Lt. Col. Alexander Vindman, who likely set impeachment in motion, recently declared himself a "never-Trumper" in an interview with NBC News — though he claims it's a newfound faith, and with some irony is blasting the White House for a leak.
Readers of "Abuse of Power: Inside The Three-Year Campaign to Impeach Donald Trump" will find the Army officer and National Security Council official was almost certainly the source to the anonymous whistleblower (named in the book). Further, the book details how Vindman also had trouble with the notion that a duly elected president sets foreign policy.
"I think it is appropriate to question his role. You don't question his service. We thank him for his service to the nation and his service in uniform," Sen. Marsha Blackburn (R-Tenn.) said in an interview for the book released last month. "But it is appropriate to question his testimony and his participation in this. We have finished this entire thing, and no one knows yet who is the whistleblower."
Indeed, during his House Intelligence Committee testimony, Rep. Devin Nunes (R-Calif.) asked, "Lt. Colonel Vindman, did you discuss the July 25 phone call with anyone outside the White House on July 25 or the 26, and if so, with whom?"
Vindman answered: "I spoke to two individuals with regards to providing some sort of readout of the call."
Nunes asked the obvious follow-up question, and Vindman responded, "Department of State, Deputy Assistant Secretary George Kent, who is responsible for the portfolio of Eastern Europe, including Ukraine and an individual in the intelligence community."
Nunes, the committee's ranking Republican, asked for the intelligence agency before committee Chairman Adam Schiff (D-Calif.) cut him off. "I want to make sure there is no effort to out the whistleblower," Schiff said.
The oddity was that Schiff and Vindman professed they did not know who the whistleblower was. Yet, Schiff feared Vindman would reveal the identity of someone the lieutenant colonel didn't know.
"When you watched the testimony in the House, it was interesting to see how Adam Schiff tried to block Alexander Vindman from answering questions," Blackburn said to me. "He admitted that he had talked to people outside of the White House. And, then Schiff would not allow him to answer who those individuals were."
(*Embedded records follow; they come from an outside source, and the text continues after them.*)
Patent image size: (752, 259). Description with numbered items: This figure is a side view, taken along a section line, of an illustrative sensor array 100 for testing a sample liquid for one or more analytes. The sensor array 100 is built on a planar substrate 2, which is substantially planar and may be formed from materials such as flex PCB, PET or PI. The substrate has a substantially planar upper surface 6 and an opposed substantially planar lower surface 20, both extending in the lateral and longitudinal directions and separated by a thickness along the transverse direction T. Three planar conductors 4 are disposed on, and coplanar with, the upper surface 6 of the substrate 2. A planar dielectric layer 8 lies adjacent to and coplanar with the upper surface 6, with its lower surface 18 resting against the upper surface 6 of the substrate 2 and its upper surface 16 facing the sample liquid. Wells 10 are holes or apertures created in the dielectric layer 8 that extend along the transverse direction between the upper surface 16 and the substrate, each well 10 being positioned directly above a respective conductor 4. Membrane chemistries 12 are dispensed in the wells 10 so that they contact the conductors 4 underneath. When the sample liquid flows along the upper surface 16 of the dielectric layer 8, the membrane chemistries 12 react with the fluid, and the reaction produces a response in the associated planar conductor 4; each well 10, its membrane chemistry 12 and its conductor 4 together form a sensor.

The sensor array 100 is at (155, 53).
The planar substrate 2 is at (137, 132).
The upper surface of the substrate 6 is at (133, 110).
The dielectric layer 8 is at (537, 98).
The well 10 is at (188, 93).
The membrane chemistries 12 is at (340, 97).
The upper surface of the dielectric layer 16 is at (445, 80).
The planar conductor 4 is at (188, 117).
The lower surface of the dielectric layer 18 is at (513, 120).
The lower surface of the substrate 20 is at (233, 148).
Based on Vindman's testimony, it was fairly clear the whistleblower either got the information from Vindman or someone who talked to Vindman about the July 25, 2019, call between Trump and Ukrainian President Volodymyr Zelensky.
So it's an odd twist that during his NBC News interview, Vindman accused the White House of leaking information to congressional Republicans about the Ukrainian government offering him a job as the country's defense minister.
During the same interview aired Monday, Vindman said of the Trump-Zelensky conversation, "I suspected, as soon as I heard the call, that if this became public that the president would be impeached." What a coincidence that it became public after Vindman talked to someone in the intelligence community who happens to be as anonymous as the whistleblower.
Vindman added to NBC, "It seemed wrong, it seemed corrupt, and frankly I suspect that it could have been criminal." Even this was a departure from his House testimony, where he declined to say the call constituted bribery. This came as Democrats tried to use bribery in rhetoric before realizing they had too weak a case when it wasn't clear if Trump was supposedly bribing Zelensky or Zelensky was supposedly bribing Trump.
Before Vindman's public testimony where he nearly admitted to informing the whistleblower, it was Vindman's secret testimony in the SCIF that Rep. Thomas Massie, a Kentucky Republican and certainly no Trump loyalist, said "crystalized" the impeachment debate for him.
"I couldn't look away" from the Vindman SCIF testimony, Massie recalled in an interview for "Abuse of Power."
"Lt. Col. Vindman could never allow the elected government to get in the way of his policy goals," Massie recalled. "He was agitated that the president didn't follow his talking points."
Vindman told the three House committees behind closed doors he began to get uncomfortable when Trump veered from talking points.
"I started to get, I guess — this was not in the preparational material that I had offered," Vindman said.
Vindman went on to say, according to the transcript of the SCIF testimony, "he's the president of the United States, he can sets [sic] the policy — but I kind of saw increasing risk as we moved on."
Massie said he heard Vindman say, "kind of sets the policy," not "can sets the policy." That makes a big difference to a constitutionalist like Massie, who added, "I was certain I heard 'kind of.' They could have screwed it up. I'm not certain they didn't change it deliberately." Either way, Massie's memory would be grammatically correct.
Vindman's transparent focus on talking points were ultimately telling of what only the third presidential impeachment in American history really boiled down to — a policy disagreement.
"This is why the whole thing is a policy difference. He was upset with the president, that the president had twice chosen to not follow his talking points," Blackburn said of Vindman. "This is something that upset him. And the commander-in-chief has the ability to set foreign policy."